Step 6: Index Health Check
SELECT
OBJECT_NAME(ius.object_id) AS table_name,
i.name AS index_name,
ius.user_seeks, ius.user_scans, ius.user_lookups, ius.user_updates
FROM sys.dm_db_index_usage_stats AS ius
JOIN sys.indexes AS i
ON ius.object_id = i.object_id AND ius.index_id = i.index_id
WHERE ius.database_id = DB_ID();
➡ Look for indexes with zero seeks but high writes — candidates for removal.
Step 7: Capture Missing Indexes
➡ Note that these are hints, not gospel. Validate before creating indexes.
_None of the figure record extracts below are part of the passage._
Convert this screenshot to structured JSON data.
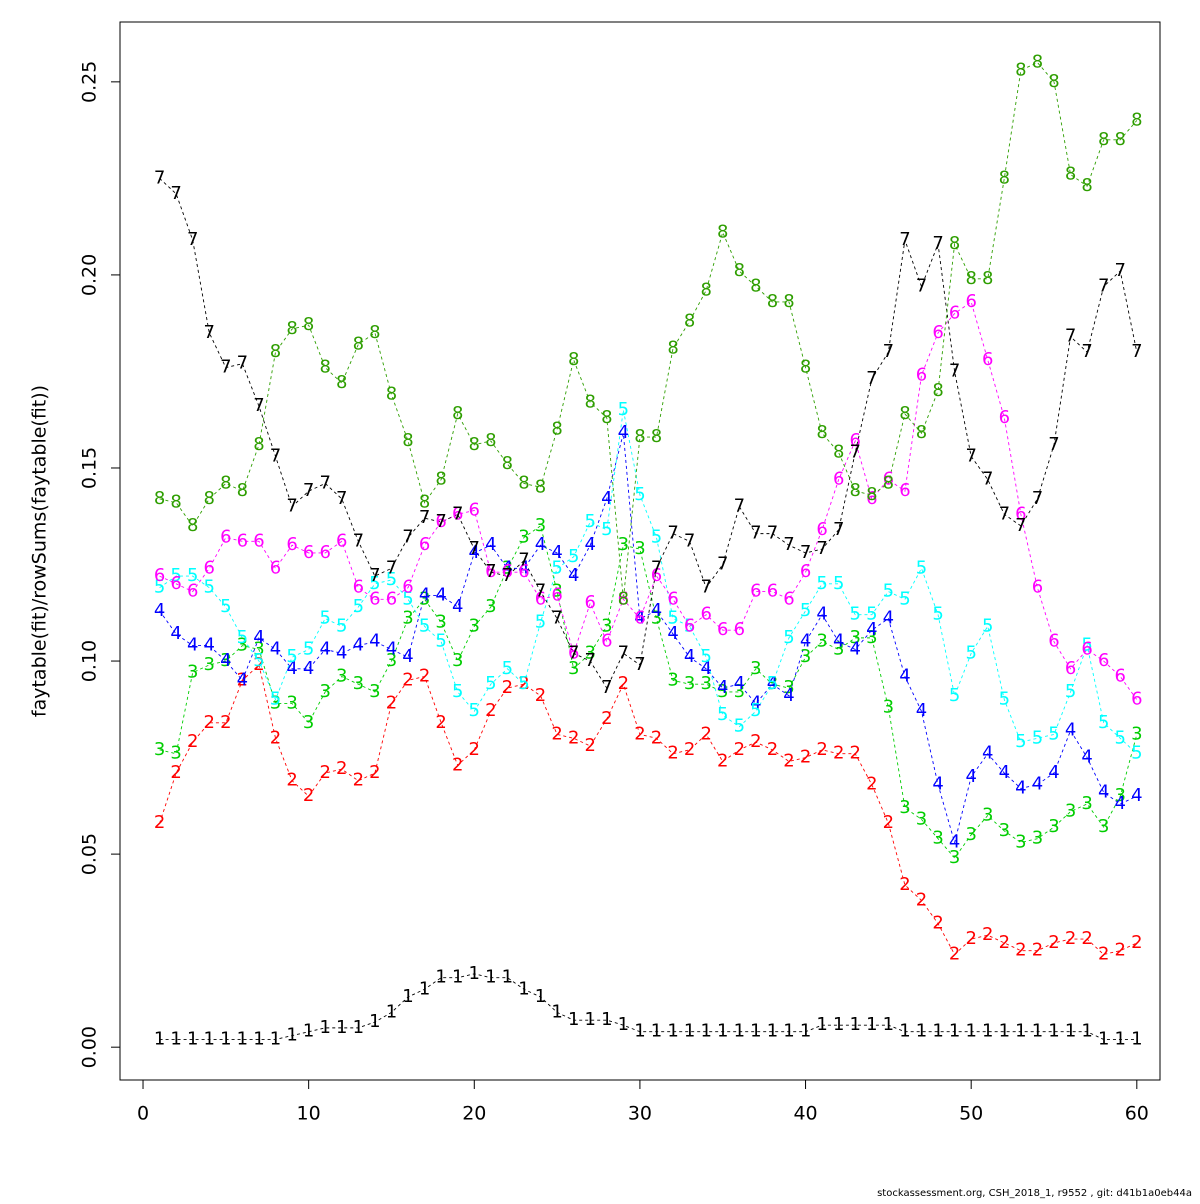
{
  "chart_data": {
    "type": "line",
    "ylabel": "faytable(fit)/rowSums(faytable(fit))",
    "footer": "stockassessment.org, CSH_2018_1, r9552 , git: d41b1a0eb44a",
    "x": [
      1,
      2,
      3,
      4,
      5,
      6,
      7,
      8,
      9,
      10,
      11,
      12,
      13,
      14,
      15,
      16,
      17,
      18,
      19,
      20,
      21,
      22,
      23,
      24,
      25,
      26,
      27,
      28,
      29,
      30,
      31,
      32,
      33,
      34,
      35,
      36,
      37,
      38,
      39,
      40,
      41,
      42,
      43,
      44,
      45,
      46,
      47,
      48,
      49,
      50,
      51,
      52,
      53,
      54,
      55,
      56,
      57,
      58,
      59,
      60
    ],
    "xlim": [
      -1.39,
      61.4
    ],
    "xticks": [
      0,
      10,
      20,
      30,
      40,
      50,
      60
    ],
    "ylim": [
      -0.0085,
      0.2655
    ],
    "yticks": [
      {
        "value": 0,
        "label": "0.00"
      },
      0.05,
      {
        "value": 0.1,
        "label": "0.10"
      },
      0.15,
      {
        "value": 0.2,
        "label": "0.20"
      },
      0.25
    ],
    "series": [
      {
        "name": "1",
        "color": "#000000",
        "values": [
          0.002,
          0.002,
          0.002,
          0.002,
          0.002,
          0.002,
          0.002,
          0.002,
          0.003,
          0.004,
          0.005,
          0.005,
          0.005,
          0.0065,
          0.009,
          0.013,
          0.015,
          0.018,
          0.018,
          0.019,
          0.018,
          0.018,
          0.015,
          0.013,
          0.009,
          0.007,
          0.007,
          0.007,
          0.0057,
          0.004,
          0.004,
          0.004,
          0.004,
          0.004,
          0.004,
          0.004,
          0.004,
          0.004,
          0.004,
          0.004,
          0.0057,
          0.0057,
          0.0057,
          0.0057,
          0.0057,
          0.004,
          0.004,
          0.004,
          0.004,
          0.004,
          0.004,
          0.004,
          0.004,
          0.004,
          0.004,
          0.004,
          0.004,
          0.002,
          0.002,
          0.002
        ]
      },
      {
        "name": "2",
        "color": "#ff0000",
        "values": [
          0.058,
          0.071,
          0.079,
          0.084,
          0.084,
          0.095,
          0.099,
          0.08,
          0.069,
          0.065,
          0.071,
          0.072,
          0.069,
          0.071,
          0.089,
          0.095,
          0.096,
          0.084,
          0.073,
          0.077,
          0.087,
          0.093,
          0.094,
          0.091,
          0.081,
          0.08,
          0.078,
          0.085,
          0.094,
          0.081,
          0.08,
          0.076,
          0.077,
          0.081,
          0.074,
          0.077,
          0.079,
          0.077,
          0.074,
          0.075,
          0.077,
          0.076,
          0.076,
          0.068,
          0.058,
          0.042,
          0.038,
          0.032,
          0.024,
          0.028,
          0.029,
          0.027,
          0.025,
          0.025,
          0.027,
          0.028,
          0.028,
          0.024,
          0.025,
          0.027
        ]
      },
      {
        "name": "3",
        "color": "#00cd00",
        "values": [
          0.077,
          0.076,
          0.097,
          0.099,
          0.1,
          0.104,
          0.103,
          0.089,
          0.089,
          0.084,
          0.092,
          0.096,
          0.094,
          0.092,
          0.1,
          0.111,
          0.116,
          0.11,
          0.1,
          0.109,
          0.114,
          0.124,
          0.132,
          0.135,
          0.118,
          0.098,
          0.102,
          0.109,
          0.13,
          0.129,
          0.111,
          0.095,
          0.094,
          0.094,
          0.092,
          0.092,
          0.098,
          0.094,
          0.093,
          0.101,
          0.105,
          0.103,
          0.106,
          0.106,
          0.088,
          0.062,
          0.059,
          0.054,
          0.049,
          0.055,
          0.06,
          0.056,
          0.053,
          0.054,
          0.057,
          0.061,
          0.063,
          0.057,
          0.065,
          0.081
        ]
      },
      {
        "name": "4",
        "color": "#0000ff",
        "values": [
          0.113,
          0.107,
          0.104,
          0.104,
          0.1,
          0.095,
          0.106,
          0.103,
          0.098,
          0.098,
          0.103,
          0.102,
          0.104,
          0.105,
          0.103,
          0.101,
          0.117,
          0.117,
          0.114,
          0.128,
          0.13,
          0.124,
          0.124,
          0.13,
          0.128,
          0.122,
          0.13,
          0.142,
          0.159,
          0.111,
          0.113,
          0.107,
          0.101,
          0.098,
          0.093,
          0.094,
          0.089,
          0.094,
          0.091,
          0.105,
          0.112,
          0.105,
          0.103,
          0.108,
          0.111,
          0.096,
          0.087,
          0.068,
          0.053,
          0.07,
          0.076,
          0.071,
          0.067,
          0.068,
          0.071,
          0.082,
          0.075,
          0.066,
          0.063,
          0.065
        ]
      },
      {
        "name": "5",
        "color": "#00ffff",
        "values": [
          0.119,
          0.122,
          0.122,
          0.119,
          0.114,
          0.106,
          0.1,
          0.09,
          0.101,
          0.103,
          0.111,
          0.109,
          0.114,
          0.12,
          0.121,
          0.116,
          0.109,
          0.105,
          0.092,
          0.087,
          0.094,
          0.098,
          0.094,
          0.11,
          0.124,
          0.127,
          0.136,
          0.134,
          0.165,
          0.143,
          0.132,
          0.111,
          0.109,
          0.101,
          0.086,
          0.083,
          0.087,
          0.094,
          0.106,
          0.113,
          0.12,
          0.12,
          0.112,
          0.112,
          0.118,
          0.116,
          0.124,
          0.112,
          0.091,
          0.102,
          0.109,
          0.09,
          0.079,
          0.08,
          0.081,
          0.092,
          0.104,
          0.084,
          0.08,
          0.076
        ]
      },
      {
        "name": "6",
        "color": "#ff00ff",
        "values": [
          0.122,
          0.12,
          0.118,
          0.124,
          0.132,
          0.131,
          0.131,
          0.124,
          0.13,
          0.128,
          0.128,
          0.131,
          0.119,
          0.116,
          0.116,
          0.119,
          0.13,
          0.136,
          0.138,
          0.139,
          0.123,
          0.123,
          0.123,
          0.116,
          0.117,
          0.102,
          0.115,
          0.105,
          0.116,
          0.111,
          0.122,
          0.116,
          0.109,
          0.112,
          0.108,
          0.108,
          0.118,
          0.118,
          0.116,
          0.123,
          0.134,
          0.147,
          0.157,
          0.142,
          0.147,
          0.144,
          0.174,
          0.185,
          0.19,
          0.193,
          0.178,
          0.163,
          0.138,
          0.119,
          0.105,
          0.098,
          0.103,
          0.1,
          0.096,
          0.09
        ]
      },
      {
        "name": "7",
        "color": "#000000",
        "values": [
          0.225,
          0.221,
          0.209,
          0.185,
          0.176,
          0.177,
          0.166,
          0.153,
          0.14,
          0.144,
          0.146,
          0.142,
          0.131,
          0.122,
          0.124,
          0.132,
          0.137,
          0.136,
          0.138,
          0.129,
          0.123,
          0.122,
          0.126,
          0.118,
          0.111,
          0.102,
          0.1,
          0.093,
          0.102,
          0.099,
          0.124,
          0.133,
          0.131,
          0.119,
          0.125,
          0.14,
          0.133,
          0.133,
          0.13,
          0.128,
          0.129,
          0.134,
          0.154,
          0.173,
          0.18,
          0.209,
          0.197,
          0.208,
          0.175,
          0.153,
          0.147,
          0.138,
          0.135,
          0.142,
          0.156,
          0.184,
          0.18,
          0.197,
          0.201,
          0.18
        ]
      },
      {
        "name": "8",
        "color": "#2e9e00",
        "values": [
          0.142,
          0.141,
          0.135,
          0.142,
          0.146,
          0.144,
          0.156,
          0.18,
          0.186,
          0.187,
          0.176,
          0.172,
          0.182,
          0.185,
          0.169,
          0.157,
          0.141,
          0.147,
          0.164,
          0.156,
          0.157,
          0.151,
          0.146,
          0.145,
          0.16,
          0.178,
          0.167,
          0.163,
          0.116,
          0.158,
          0.158,
          0.181,
          0.188,
          0.196,
          0.211,
          0.201,
          0.197,
          0.193,
          0.193,
          0.176,
          0.159,
          0.154,
          0.144,
          0.143,
          0.146,
          0.164,
          0.159,
          0.17,
          0.208,
          0.199,
          0.199,
          0.225,
          0.253,
          0.255,
          0.25,
          0.226,
          0.223,
          0.235,
          0.235,
          0.24
        ]
      }
    ]
  }
}
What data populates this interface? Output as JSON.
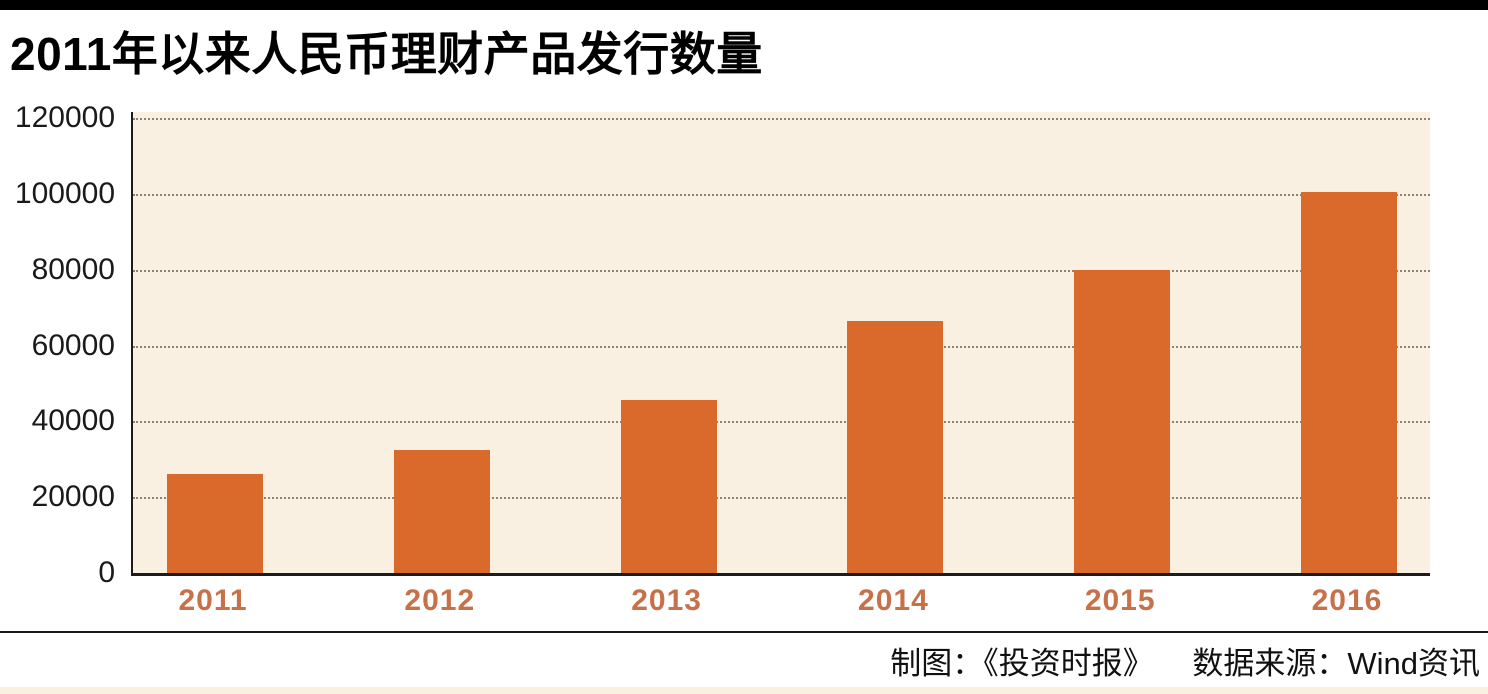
{
  "header": {
    "title": "2011年以来人民币理财产品发行数量"
  },
  "chart_data": {
    "type": "bar",
    "title": "2011年以来人民币理财产品发行数量",
    "categories": [
      "2011",
      "2012",
      "2013",
      "2014",
      "2015",
      "2016"
    ],
    "values": [
      26000,
      32500,
      45500,
      66500,
      80000,
      100500
    ],
    "xlabel": "",
    "ylabel": "",
    "ylim": [
      0,
      120000
    ],
    "yticks": [
      0,
      20000,
      40000,
      60000,
      80000,
      100000,
      120000
    ],
    "grid": "horizontal-dotted",
    "legend": "none",
    "bar_color": "#d96a2c",
    "plot_bg": "#faf0e2",
    "xtick_color": "#c7714a",
    "ytick_color": "#1a1a1a"
  },
  "footer": {
    "credit": "制图：《投资时报》",
    "source": "数据来源：Wind资讯"
  }
}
Step 8: Build a Daily Health Snapshot
Combine findings into a stored procedure:
CREATE OR ALTER PROC dbo.DailyDMVReport AS
BEGIN
SELECT TOP 5 * FROM sys.dm_os_wait_stats ORDER BY total_wait_time_ms DESC;
SELECT TOP 5 * FROM sys.dm_exec_query_stats ORDER BY total_worker_time DESC;
SELECT TOP 5 * FROM sys.dm_db_missing_index_group_stats ORDER BY avg_total_user_cost DESC;
END;
Schedule this as a SQL Agent job and export results to a table for trend tracking.
Step 9: Visualize in Power BI or Excel
Connect to the DMV output table and create charts for:
- Top Wait Types Over Time
- Top CPU Queries by Database
- Index Usage Heatmap
Outcome:
By completing this workshop, you’ll understand how to use DMVs for real-time and historical diagnostics, identify performance bottlenecks, and automate daily health reports — the same workflow used by Brent Ozar and SQLSkills for production tuning.